Idenya adalah merekam adegan malam pertama kami dengan kamera video. Oh, hubungan sex memang menyenangkan untuk ditunggu, tetapi kalau direkam? Hansen mula-mula tidak setuju. Tetapi, yang mau merekamnya adalah Meika, adiknya sendiri yang sekarang sudah jadi ibu. Dalam satu dan lain hal, Meika jelas lebih berpengalaman soal sex daripada kami berdua, dan dia tidak terlalu terganggu dengan adegan sex. Meika juga pandai membujuk, sampai akhirnya…Hansen setuju. Aku pun setuju, dengan catatan bahwa semua rekaman ini hanya boleh diedit oleh Hansen di rumah kami, di simpan secara pribadi. Meika pun tidak boleh punya copy-nya!
Singkat cerita, Meika setuju dengan rencana itu. Dan demikianlah, baju pengantinku pun di desain sesuai dengan rencana anehnya Meika, yang membuatnya menjadi lebih bersemangat lagi mengurusi pernikahan kami. Aku dan Hansen membiarkannya menikmati persiapan dan perayaan nikah, karena dia sendiri tidak sempat mengalami pernikahan seperti ini. Biarlah Meika mengalami bagian di dalam kebahagiaan kami. Toh kami sendiri sama sekali tidak kehilangan kebahagiaan itu; sebaliknya, rencana Meika membuat kami menunggu-nunggu.
Acara pernikahan kami pun berlangsung dengan cukup lancar dan melelahkan. Bagaimana tidak? Aku sudah harus bangun sejak jam tiga pagi, lantas ke salon. Kalian tahu detilnya, bukan? Tapi semuanya menyenangkan. Mengharukan. Melelahkan.

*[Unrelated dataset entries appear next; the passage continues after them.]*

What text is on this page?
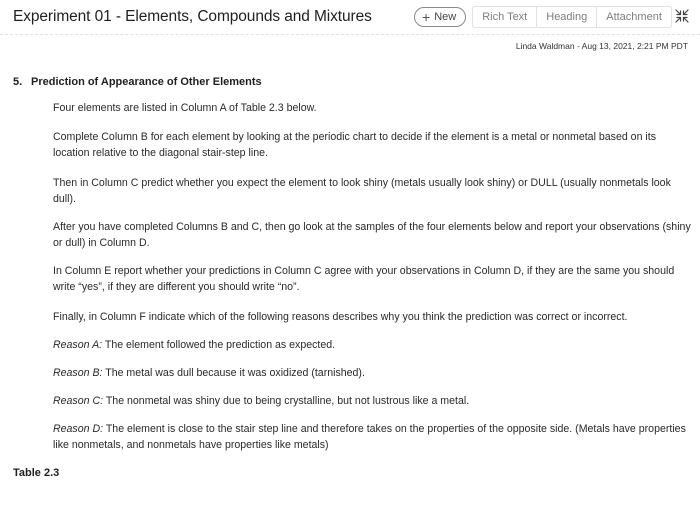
Experiment 01 - Elements, Compounds and Mixtures	+ New	Rich Text	Heading	Attachment
Linda Waldman - Aug 13, 2021, 2:21 PM PDT
5. Prediction of Appearance of Other Elements
Four elements are listed in Column A of Table 2.3 below.
Complete Column B for each element by looking at the periodic chart to decide if the element is a metal or nonmetal based on its location relative to the diagonal stair-step line.
Then in Column C predict whether you expect the element to look shiny (metals usually look shiny) or DULL (usually nonmetals look dull).
After you have completed Columns B and C, then go look at the samples of the four elements below and report your observations (shiny or dull) in Column D.
In Column E report whether your predictions in Column C agree with your observations in Column D, if they are the same you should write “yes”, if they are different you should write “no”.
Finally, in Column F indicate which of the following reasons describes why you think the prediction was correct or incorrect.
Reason A: The element followed the prediction as expected.
Reason B: The metal was dull because it was oxidized (tarnished).
Reason C: The nonmetal was shiny due to being crystalline, but not lustrous like a metal.
Reason D: The element is close to the stair step line and therefore takes on the properties of the opposite side. (Metals have properties like nonmetals, and nonmetals have properties like metals)
Table 2.3
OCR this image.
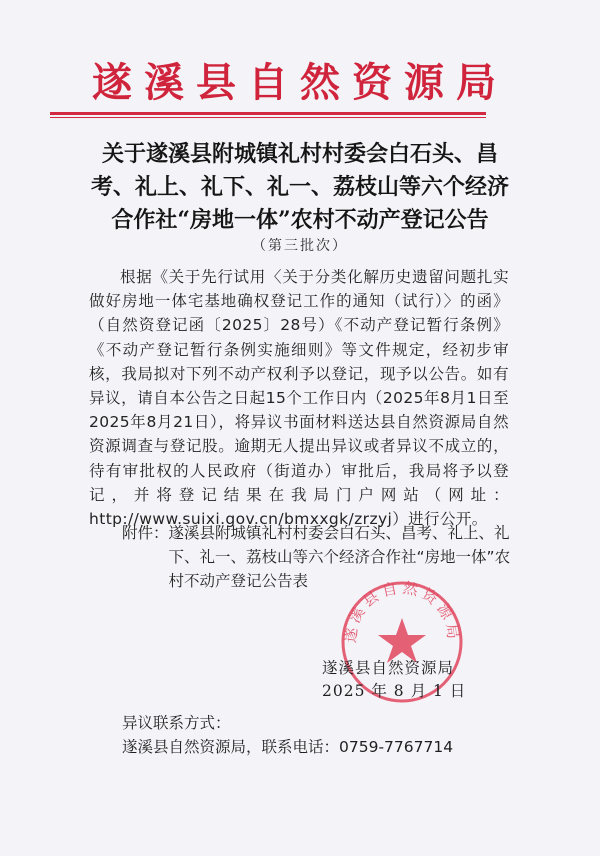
遂溪县自然资源局
关于遂溪县附城镇礼村村委会白石头、昌
考、礼上、礼下、礼一、荔枝山等六个经济
合作社“房地一体”农村不动产登记公告
（第三批次）
根据《关于先行试用〈关于分类化解历史遗留问题扎实做好房地一体宅基地确权登记工作的通知（试行）〉的函》（自然资登记函〔2025〕28号）《不动产登记暂行条例》《不动产登记暂行条例实施细则》等文件规定，经初步审核，我局拟对下列不动产权利予以登记，现予以公告。如有异议，请自本公告之日起15个工作日内（2025年8月1日至2025年8月21日），将异议书面材料送达县自然资源局自然资源调查与登记股。逾期无人提出异议或者异议不成立的，待有审批权的人民政府（街道办）审批后，我局将予以登记，并将登记结果在我局门户网站（网址：http://www.suixi.gov.cn/bmxxgk/zrzyj）进行公开。
附件： 遂溪县附城镇礼村村委会白石头、昌考、礼上、礼下、礼一、荔枝山等六个经济合作社“房地一体”农村不动产登记公告表
遂溪县自然资源局
遂溪县自然资源局
2025 年 8 月 1 日
异议联系方式：
遂溪县自然资源局，联系电话：0759-7767714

Acara dimulai dari jam delapan pagi, lalu sampai siang, lantas diteruskan resepsi di sore hari. Di tengah-tengahnya ada sesi pemotretan di studio. Oh ya, bagian ini pun kami pakai dengan sebaik-baiknya, apalagi dengan baju pengantin yang seseksi ini (tidak pernah tukang foto melihat pengantin sepertiku, nampaknya burungnya pun ikut berdiri). Alhasil, kami bisa mendapatkan beberapa jepret ekstra yang amat artistik, juga amat erotik. Aku dan Hansen sepakat untuk memasangnya kelak di ruang tidur. Boleh ‘kan?
Selebihnya, acara resepsi adalah acara yang banyak senda gurau. Betul! Jadi pengantin jangan tegang, rileks saja. Enjoy enjoy saja. Semakin menyenangkan, semakin malam, rasanya semakin deg degan. Memang tangan dan kaki agak pegal, tetapi tubuh rasanya semakin membara menanti semua orang pergi dan kami sampai ke puncak kami sendiri. Berdua. Bertiga, dengan Meika yang akan merekam semuanya.